The author would go to China along with Auden in 1938. He went with his childhood friend with the intent of writing 1939’s Journey to a War, which was all about the Sino-Japanese conflict. The pair completed their work and came back to England. Chris would take a trip to Hollywood in an attempt to track down some work writing for movies. At that time he also started to follow Swami Prabhavananda, a Ramakrishna monk in Southern California heading up their Vedanta Society. While the author did not take monastic vows, he did continue to be a Hindu for the entirety of his life and would pray, serve, lecture and go to temple weekly and also wrote Ramakrishna and His Disciples, a biography published in 1965.
Christopher would go on to write a book about his first job writing movies in London for two years and it came out in 1945. He would then spend the beginning of the fifties dealing with an affair that he had with William Caskey, an attractive photographer in America. The affair lasted five years and Caskey had also taken the images for his South American travel book. He would move on with college student Don Bachardy in 1953. The Los Angeles native stayed with him until he passed away.
Isherwood would write several more novels throughout the course of his career. He would take a break from fiction and instead focus on autobiography storytelling, and would use his parents’ diaries and letters to write Kathleen and Frank. He wrote Christopher and His Kind influenced by his own homosexual experiences living in Berlin and his wandering Europe along with Heinz in the thirties. The book was adapted into a movie made for television in 2011. It was also hugely popular and made him a gay liberation icon and a celebrity renewed once more.
Much of the author’s writing has been adapted for the small and big screen. The Ascent of F6 was made into a television movie in 1976. He also wrote the screenplay for Rage in Heaven, the writer of Forever and a Day, wrote the screenplay for The Great Sinner, wrote the screenplay for The Loved One, wrote the teleplay for Frankenstein: The True Story, and inspired Cabaret.
Christopher Isherwood wrote The Berlin Novels. The two novel series premiered in 1935, with Mr.
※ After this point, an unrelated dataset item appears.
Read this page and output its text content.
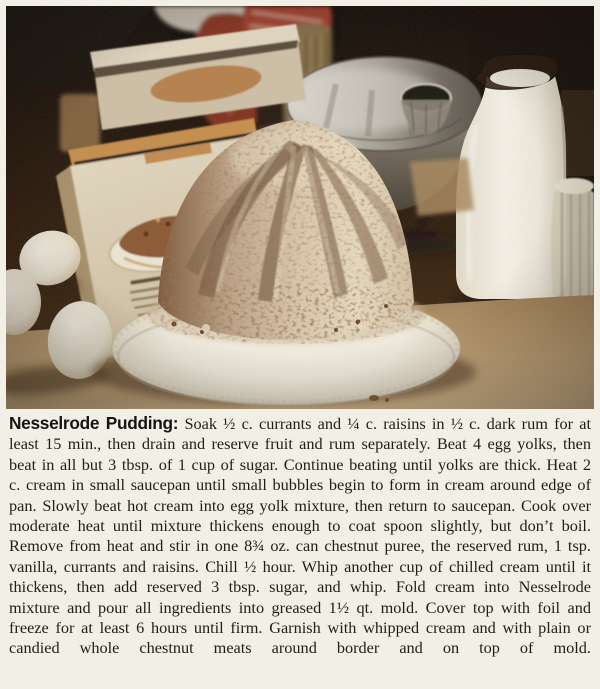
Nesselrode Pudding: Soak ½ c. currants and ¼ c. raisins in ½ c. dark rum for at least 15 min., then drain and reserve fruit and rum separately. Beat 4 egg yolks, then beat in all but 3 tbsp. of 1 cup of sugar. Continue beating until yolks are thick. Heat 2 c. cream in small saucepan until small bubbles begin to form in cream around edge of pan. Slowly beat hot cream into egg yolk mixture, then return to saucepan. Cook over moderate heat until mixture thickens enough to coat spoon slightly, but don’t boil. Remove from heat and stir in one 8¾ oz. can chestnut puree, the reserved rum, 1 tsp. vanilla, currants and raisins. Chill ½ hour. Whip another cup of chilled cream until it thickens, then add reserved 3 tbsp. sugar, and whip. Fold cream into Nesselrode mixture and pour all ingredients into greased 1½ qt. mold. Cover top with foil and freeze for at least 6 hours until firm. Garnish with whipped cream and with plain or candied whole chestnut meats around border and on top of mold.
Norris Changes Trains. It then continued with the second book, Goodbye to Berlin.
Mr. Norris Changes Trains tells the story of different encounters had in the 1930s in Berlin between William Bradshaw and Mr. Norris, a sinister character. The book captures a distinct atmosphere in the German city leading up to and then following the Nazis coming into power.
William Bradshaw is an English teacher and is on a train when he has a random encounter. This leads him to starting a relationship and becoming friends with Arthur Norris, a man that seems slightly sinister. He’s in debt but appears to have a lavish lifestyle. He appears to have manners but also seems sexually deviant.
This is a unique book and a blast from the past that you must check out!
Goodbye to Berlin is the second of the Berlin Novels. This is the story of the city of Berlin and how it was as the Nazis started to come into power and gain more strength.
Look through different characters’ eyes as they see events happen in real time and know their lives will never be the same. Get a copy and read it to follow along with everything that happens!